Özgür gazeteciliğe destek olun
Search
Close this search box.

5 ayda ne değişti?

Yayının deşifresi (Yayına hazırlayan Sedat Ateş):

1 Kasım seçimleri gerçekten çok tarihi bir seçim oldu, etkileri de tarihi olacağa benziyor. 1 Kasım akşamı sonuçlar büyük ölçüde belli olduktan sonra bir değerlendirme yapmıştım. O söylediklerimi kısmen tekrarlamak durumundayım ama esas olarak “beş ayda ne değişti de bu sonuç oldu?” Yani AKP artı 9 puan kazandı, CHP yerini korurken diğer partilerde çok ciddi oy kayıpları yaşandı. Buna MHP ve HDP’nin dışında Saadet Partisi ve Büyük Birlik Partisi de dahil. Onlarda da çok ciddi oy kaybı yaşandı.
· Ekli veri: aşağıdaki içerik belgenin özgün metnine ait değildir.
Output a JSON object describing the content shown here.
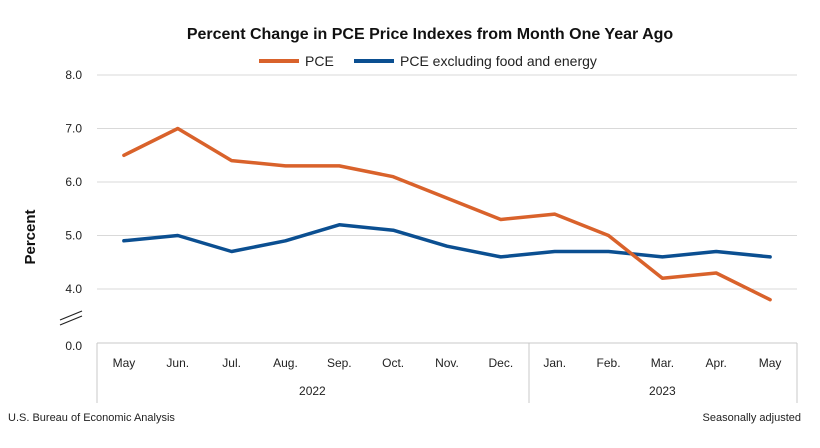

Bu konuda farklı şeyler söyleniyor. Özellikle seçimi kaybeden taraflara yakın çevreler bunu genellikle AKP’nin ve Cumhurbaşkanı Erdoğan’ın beş aydaki uygulamalarına bağlıyorlar. En özlü ifade Cumhuriyet gazetesinin bugünkü manşeti: “Korkunun Zaferi”. Okuyalım: “Anketler de muhalefet de yanıldı. AKP en kritik seçimi sürpriz şekilde kazandı. Canlı bombalar, şehitler, beyaz Toros tehditleri, ekonomik kriz endişesi derken Erdoğan’ın erken seçim taktiği tuttu ve beş ay önce oyu yüzde 40.8 olan AKP dün yüzde 49.4’ü bulup tek başına iktidar oldu.”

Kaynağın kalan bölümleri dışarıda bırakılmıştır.